The weakest point of the Kindle (and all Amazon e-readers) is file support. The e-reader will natively read AZW, MOBI, PDF, PRC, and TXT files. You can also convert JPEG, GIF, PNG, BMP, DOC/DOCX, and HTML files using the Documents feature to send files to your Kindle.
Of course, you can also convert files to work with your Kindle as well. But that requires third-party software.
The Kindle (10th Gen) also allows you to listen to your Audible audiobooks. Unfortunately, you’re limited to wireless headphones as there is no 3.5mm headphone jack -- only Bluetooth.
However, reviewers had no issues pairing headphones with their Kindle and found the audio quality great. There are also features to skip forward and back, speed up playback, or make bookmarks.
But the most interesting feature is WhisperSync between Audible books and Kindle books.
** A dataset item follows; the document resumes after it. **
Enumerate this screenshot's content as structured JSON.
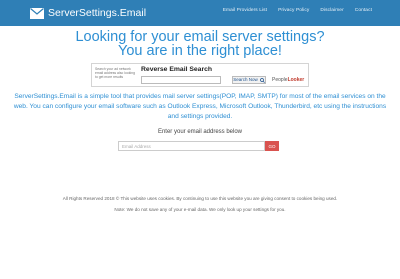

This means you can listen on the commute then seamlessly switch to your e-reader at bedtime and pick up where you left off.
As long as you’re not looking for color adjustments on the light or a high-PPI display -- and don’t mind being locked into the Amazon ecosystem or converting books before reading, the Kindle 10th Gen checks most of the boxes the average reader needs.
BGR India says, “... The Kindle 2019 is a product worth buying if you want to stay away from your smartphone to read.”
The Guardian declares, “If you’re an infrequent book reader who wants an e-reader, doesn’t want a luxury item and is not going to dunk the thing in a bath or pool, this is the Kindle for you.”
Expert Reviews UK says, “... None of the 2019 Amazon Kindle’s failings affect its overall appeal. Although it isn't quite the cheapest Kindle, the addition of a front light and Bluetooth connectivity mean it’s clearly the best-value Kindle in the range.”